普通EX pression查找文本超链接不属于 [英] Regular expression to find text not part of a hyperlink
问题描述
我试图找到一个正规的前pression,我可以用它来解析HTML块找到一些具体的文字,但只有在该文本不是现有超链接的一部分。我想将非链接为链接,这很容易,但确定非链接那些跟单前pression似乎更麻烦。在下面的示例:
I'm trying to find a single regular expression that I can use to parse a block of HTML to find some specific text, but only if that text is not part of an existing hyperlink. I want to turn the non-links into links, which is easy, but identifying the non-linked ones with a single expression seems more troublesome.

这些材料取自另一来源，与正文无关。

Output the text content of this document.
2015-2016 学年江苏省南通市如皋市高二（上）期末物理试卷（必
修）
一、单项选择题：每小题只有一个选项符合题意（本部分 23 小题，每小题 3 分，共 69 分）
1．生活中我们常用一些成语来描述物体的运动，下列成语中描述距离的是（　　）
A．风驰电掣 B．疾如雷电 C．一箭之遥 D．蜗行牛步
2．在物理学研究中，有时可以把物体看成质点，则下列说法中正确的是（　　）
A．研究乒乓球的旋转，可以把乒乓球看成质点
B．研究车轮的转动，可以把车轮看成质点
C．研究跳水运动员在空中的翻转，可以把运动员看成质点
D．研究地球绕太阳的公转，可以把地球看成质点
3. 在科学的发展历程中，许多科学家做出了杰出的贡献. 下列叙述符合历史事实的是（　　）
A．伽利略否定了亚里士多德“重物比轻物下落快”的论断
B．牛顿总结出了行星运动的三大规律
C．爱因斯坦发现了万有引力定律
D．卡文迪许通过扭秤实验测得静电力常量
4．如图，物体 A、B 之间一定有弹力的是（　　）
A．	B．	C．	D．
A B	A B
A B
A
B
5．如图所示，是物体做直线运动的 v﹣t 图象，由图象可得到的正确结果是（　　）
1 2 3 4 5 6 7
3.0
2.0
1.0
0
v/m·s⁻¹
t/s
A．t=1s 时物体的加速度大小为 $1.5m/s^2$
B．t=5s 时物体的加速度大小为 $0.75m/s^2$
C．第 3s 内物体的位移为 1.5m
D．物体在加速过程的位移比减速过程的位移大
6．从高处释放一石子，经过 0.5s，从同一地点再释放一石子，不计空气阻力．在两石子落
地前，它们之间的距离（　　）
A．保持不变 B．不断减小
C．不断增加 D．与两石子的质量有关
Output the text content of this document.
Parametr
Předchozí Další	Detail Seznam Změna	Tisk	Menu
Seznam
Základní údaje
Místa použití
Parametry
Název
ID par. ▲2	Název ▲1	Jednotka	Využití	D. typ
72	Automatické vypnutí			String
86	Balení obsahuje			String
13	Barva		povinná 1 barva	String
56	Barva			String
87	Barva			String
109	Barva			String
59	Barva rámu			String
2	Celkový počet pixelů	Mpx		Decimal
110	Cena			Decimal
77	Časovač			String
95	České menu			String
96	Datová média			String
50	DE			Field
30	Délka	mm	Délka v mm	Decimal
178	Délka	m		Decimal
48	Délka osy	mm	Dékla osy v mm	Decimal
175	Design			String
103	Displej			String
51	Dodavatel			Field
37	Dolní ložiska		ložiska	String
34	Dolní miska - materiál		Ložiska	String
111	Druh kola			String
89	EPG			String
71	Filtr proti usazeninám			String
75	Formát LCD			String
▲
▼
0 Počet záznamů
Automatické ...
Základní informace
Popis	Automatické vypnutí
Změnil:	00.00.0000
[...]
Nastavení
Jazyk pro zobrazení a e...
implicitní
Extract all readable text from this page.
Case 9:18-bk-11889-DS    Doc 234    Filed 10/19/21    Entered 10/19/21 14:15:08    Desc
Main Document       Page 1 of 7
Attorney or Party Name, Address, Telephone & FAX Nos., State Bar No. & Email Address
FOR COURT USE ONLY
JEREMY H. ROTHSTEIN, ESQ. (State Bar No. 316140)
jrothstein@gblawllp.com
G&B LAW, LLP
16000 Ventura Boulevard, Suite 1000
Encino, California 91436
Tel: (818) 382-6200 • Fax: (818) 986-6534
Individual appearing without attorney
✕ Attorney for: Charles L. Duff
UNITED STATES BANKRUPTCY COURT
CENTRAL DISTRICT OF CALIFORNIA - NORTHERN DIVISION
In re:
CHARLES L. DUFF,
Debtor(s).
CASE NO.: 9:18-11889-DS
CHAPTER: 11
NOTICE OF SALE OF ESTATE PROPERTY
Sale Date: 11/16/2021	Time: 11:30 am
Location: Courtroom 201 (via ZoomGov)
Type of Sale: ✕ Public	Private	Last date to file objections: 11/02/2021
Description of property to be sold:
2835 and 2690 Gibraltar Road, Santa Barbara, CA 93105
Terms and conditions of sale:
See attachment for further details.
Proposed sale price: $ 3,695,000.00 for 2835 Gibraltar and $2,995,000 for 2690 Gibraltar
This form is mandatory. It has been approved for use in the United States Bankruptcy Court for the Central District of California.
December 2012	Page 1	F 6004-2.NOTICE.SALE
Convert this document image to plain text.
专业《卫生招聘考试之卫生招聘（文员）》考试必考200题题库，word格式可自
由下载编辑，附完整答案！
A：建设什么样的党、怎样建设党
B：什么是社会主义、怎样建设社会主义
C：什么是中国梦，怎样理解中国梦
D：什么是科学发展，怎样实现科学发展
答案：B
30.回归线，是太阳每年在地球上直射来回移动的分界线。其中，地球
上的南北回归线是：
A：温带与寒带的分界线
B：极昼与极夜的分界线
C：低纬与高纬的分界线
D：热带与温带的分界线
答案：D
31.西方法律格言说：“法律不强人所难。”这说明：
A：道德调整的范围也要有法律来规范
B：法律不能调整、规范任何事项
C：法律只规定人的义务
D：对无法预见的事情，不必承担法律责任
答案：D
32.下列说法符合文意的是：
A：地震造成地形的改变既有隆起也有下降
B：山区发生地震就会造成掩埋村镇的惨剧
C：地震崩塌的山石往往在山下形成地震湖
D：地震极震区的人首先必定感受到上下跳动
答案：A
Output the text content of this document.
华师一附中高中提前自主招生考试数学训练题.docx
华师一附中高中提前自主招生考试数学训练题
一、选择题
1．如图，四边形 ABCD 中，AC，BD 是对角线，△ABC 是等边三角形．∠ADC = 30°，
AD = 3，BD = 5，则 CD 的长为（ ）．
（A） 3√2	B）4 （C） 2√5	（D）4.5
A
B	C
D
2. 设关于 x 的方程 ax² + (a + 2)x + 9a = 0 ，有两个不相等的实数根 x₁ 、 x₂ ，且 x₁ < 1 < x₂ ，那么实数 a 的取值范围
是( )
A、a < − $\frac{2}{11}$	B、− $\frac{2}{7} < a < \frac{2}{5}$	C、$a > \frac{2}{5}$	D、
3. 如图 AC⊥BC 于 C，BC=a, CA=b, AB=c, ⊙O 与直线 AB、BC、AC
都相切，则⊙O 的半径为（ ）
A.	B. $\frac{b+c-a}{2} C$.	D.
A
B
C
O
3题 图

In the following example:
This problem is a result of BugID 12.
If you want more information, refer to <a href="/bug.aspx?id=12">BugID 12</a>.
我希望有一个单一的EX pression找到错误ID 12这样我就可以联系起来,但我不想要匹配第二个,因为它已经联系。
I want a single expression to find "BugID 12" so I can link it, but I don't want to match the second one because it's already linked.
在情况下它的事项,我使用.NET的正前pressions。
In case it matters, I'm using .NET's regular expressions.
推荐答案
如果.NET支持非查询aheads(我认为它):
If .Net supports negative look aheads (which I think it does):
(BugID 12)(?!</a>) // match BugID 12 if it is not followed by a closing anchor tag.
然而,仍然存在该BUGID 12将是一个锚内部像
However, there is still the danger that BugID 12 will be inside an anchor like
<a href="...">Something BugID 12 Something</a>
但你可以多为克服这个以
But you can mostly overcome this with
(BugID 12)(?!(?:\s*\w*)*</a>) // (?:\s*\w*)* matches any word characters or spaces between the string and the end tag.
免责声明:解析HTML与正则表达式是不可靠的,只应作为最后的手段,或者在最简单的案件。我敢肯定有很多情况下上述EX pression不执行所希望的。 (例如:错误ID 12 LT; / SPAN&GT;&LT; / A&GT;
)
Disclaimer: Parsing html with regex is not reliable and should only be done as a last resort, or in the most simple of cases. I'm sure there are plenty of instances where the above expression does not perform as desired. (example: BugID 12</span></a>
)
这篇关于普通EX pression查找文本超链接不属于的文章就介绍到这了,希望我们推荐的答案对大家有所帮助,也希望大家多多支持IT屋!